La République démocratique du Congo (RDC) traverse une période de turbulences marquée par des décisions économiques majeures, des avancées judiciaires et des tensions diplomatiques. Voici un point sur la situation en date du 26 février.
Suspension des exportations de cobalt : un pari économique risqué
Face à la chute des prix du cobalt, Kinshasa a pris une décision radicale : suspendre ses exportations de ce métal stratégique pour quatre mois. Cette mesure vise à enrayer la baisse des cours, alors que la RDC représente près de 75 % de la production mondiale.
En début d’année, la tonne de cobalt s’échangeait à un peu plus de 20 000 dollars, loin des 80 000 dollars atteints en 2022. Une baisse qui représente un manque à gagner considérable, le cobalt constituant entre 15 et 20 % des exportations congolaises.
Eric Kalala, directeur de l’Entreprise Générale du Cobalt, espère que cette suspension permettra une revalorisation des prix, bénéficiant notamment aux creuseurs artisanaux. Toutefois, l’impact réel de cette décision reste incertain, notamment face à la montée en puissance du géant chinois CMOC, qui a inauguré une nouvelle mine en RDC en 2023, accentuant ainsi la surproduction.
Le procureur de la CPI en RDC : un avertissement aux criminels du Nord-Kivu
Karim Khan, procureur de la Cour pénale internationale (CPI), est arrivé à Kinshasa lundi 24 février au soir pour discuter avec les autorités congolaises des violences dans l’est du pays.
Sa visite vise à renforcer la coopération judiciaire et à avertir les auteurs des crimes perpétrés dans le Nord-Kivu, où la milice du M23, soutenue par le Rwanda, continue de progresser. Il rencontrera notamment le président Félix Tshisekedi et la représentante de l’ONU, Bintou Keita.
L’enquête sur les crimes commis depuis janvier 2022, ouverte à la demande de Kinshasa, pourrait aboutir à la création d’un tribunal spécial pour juger les responsables des atrocités dans cette région en proie à la guerre.
Sanctions états-uniennes contre James Kabarebe : le Rwanda dénonce une décision “injustifiée”
Le Rwanda a vivement réagi aux sanctions imposées par les États-Unis contre le général James Kabarebe, bras droit du président Paul Kagame et ministre d’État chargé de l’intégration régionale.
Washington accuse Kabarebe de gérer une grande partie des revenus issus des minerais congolais, alimentant ainsi le conflit en RDC. Kigali rejette ces accusations et estime que ces sanctions ne contribuent pas à la paix et à la stabilité dans la région des Grands Lacs.

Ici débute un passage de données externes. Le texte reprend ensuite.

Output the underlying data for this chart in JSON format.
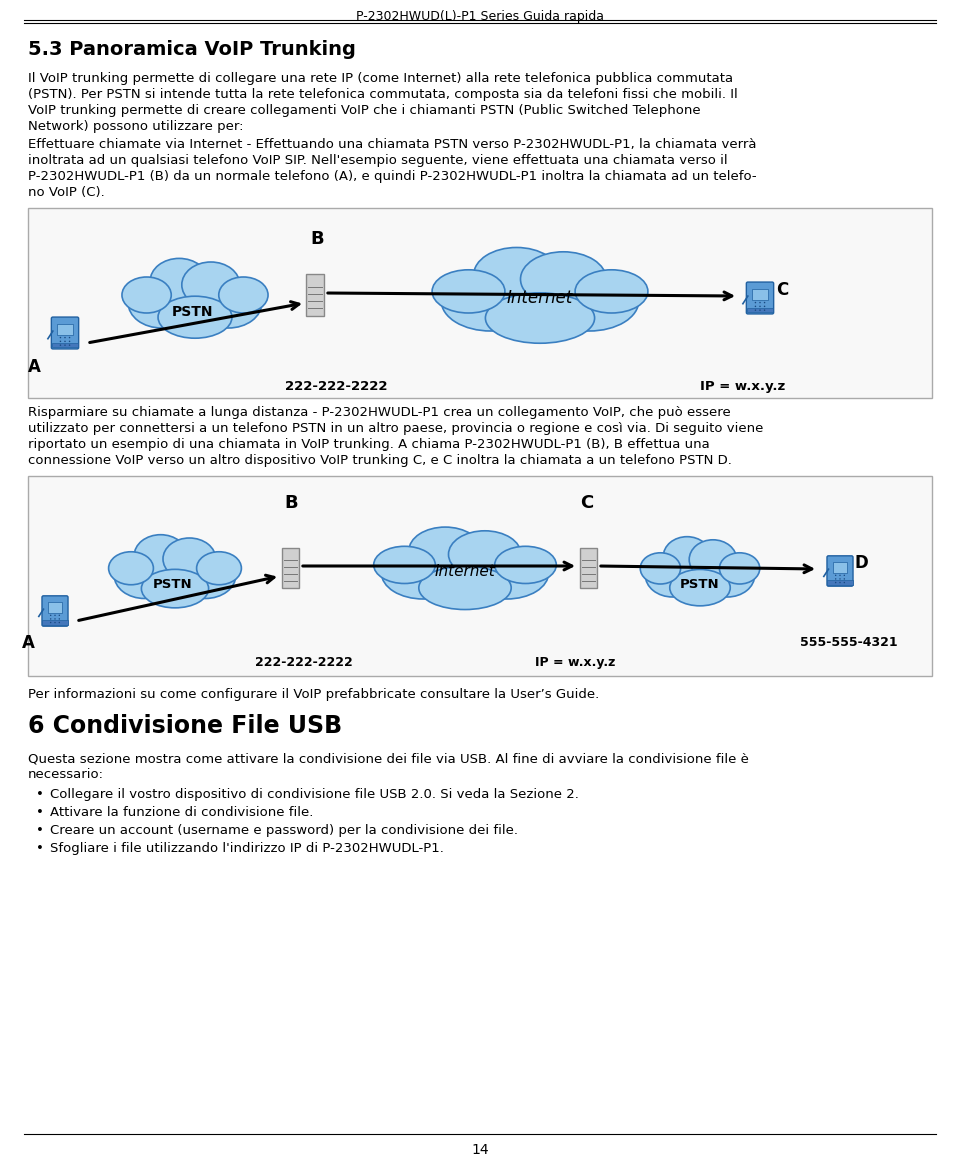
{
  "page_title": "P-2302HWUD(L)-P1 Series Guida rapida",
  "section_title": "5.3 Panoramica VoIP Trunking",
  "para1_lines": [
    "Il VoIP trunking permette di collegare una rete IP (come Internet) alla rete telefonica pubblica commutata",
    "(PSTN). Per PSTN si intende tutta la rete telefonica commutata, composta sia da telefoni fissi che mobili. Il",
    "VoIP trunking permette di creare collegamenti VoIP che i chiamanti PSTN (Public Switched Telephone",
    "Network) possono utilizzare per:"
  ],
  "para2_lines": [
    "Effettuare chiamate via Internet - Effettuando una chiamata PSTN verso P-2302HWUDL-P1, la chiamata verrà",
    "inoltrata ad un qualsiasi telefono VoIP SIP. Nell'esempio seguente, viene effettuata una chiamata verso il",
    "P-2302HWUDL-P1 (B) da un normale telefono (A), e quindi P-2302HWUDL-P1 inoltra la chiamata ad un telefo-",
    "no VoIP (C)."
  ],
  "caption1_lines": [
    "Risparmiare su chiamate a lunga distanza - P-2302HWUDL-P1 crea un collegamento VoIP, che può essere",
    "utilizzato per connettersi a un telefono PSTN in un altro paese, provincia o regione e così via. Di seguito viene",
    "riportato un esempio di una chiamata in VoIP trunking. A chiama P-2302HWUDL-P1 (B), B effettua una",
    "connessione VoIP verso un altro dispositivo VoIP trunking C, e C inoltra la chiamata a un telefono PSTN D."
  ],
  "footer_text": "Per informazioni su come configurare il VoIP prefabbricate consultare la User’s Guide.",
  "section2_title": "6 Condivisione File USB",
  "section2_body_lines": [
    "Questa sezione mostra come attivare la condivisione dei file via USB. Al fine di avviare la condivisione file è",
    "necessario:"
  ],
  "bullet_points": [
    "Collegare il vostro dispositivo di condivisione file USB 2.0. Si veda la Sezione 2.",
    "Attivare la funzione di condivisione file.",
    "Creare un account (username e password) per la condivisione dei file.",
    "Sfogliare i file utilizzando l'indirizzo IP di P-2302HWUDL-P1."
  ],
  "page_number": "14",
  "bg_color": "#ffffff",
  "text_color": "#000000",
  "cloud_fill": "#a8d4f0",
  "cloud_edge": "#3a7fc1",
  "box_edge": "#aaaaaa",
  "box_fill": "#f8f8f8"
}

Du côté congolais, cette décision est perçue comme un premier pas vers une série de sanctions plus sévères contre le Rwanda, jugé responsable de l’instabilité dans l’Est du pays.
Trois anciens dirigeants africains nommés facilitateurs de paix
Dans une tentative de stabilisation de la situation en RDC, trois ex-dirigeants africains ont été désignés pour mener les efforts de paix :
• Uhuru Kenyatta, ancien président du Kenya
• Olusegun Obasanjo, ex-président du Nigeria
• Hailemariam Desalegn, ex-Premier ministre éthiopien
Leur mission sera de superviser la mise en œuvre du cessez-le-feu et de coordonner l’aide humanitaire dans l’Est de la RDC, où le M23 a intensifié son emprise territoriale depuis décembre, prenant le contrôle de Goma et Bukavu.
Ces nominations s’inscrivent dans la fusion des processus de médiation de Luanda et Nairobi, validée lors du sommet des chefs d’État de la Communauté d’Afrique de l’Est (EAC) et de la Communauté de développement de l’Afrique australe (SADC) le 8 février à Dar es Salaam.
Un tournant décisif pour la RDC ?
Alors que la RDC cherche à protéger son économie, à juger les crimes de guerre et à obtenir un soutien international plus ferme contre l’ingérence rwandaise, les prochains mois s’annoncent cruciaux.
L’impact de la suspension des exportations de cobalt, l’évolution des enquêtes de la CPI et l’efficacité des nouveaux facilitateurs de paix détermineront si ces initiatives permettront à la RDC de reprendre le contrôle de son avenir.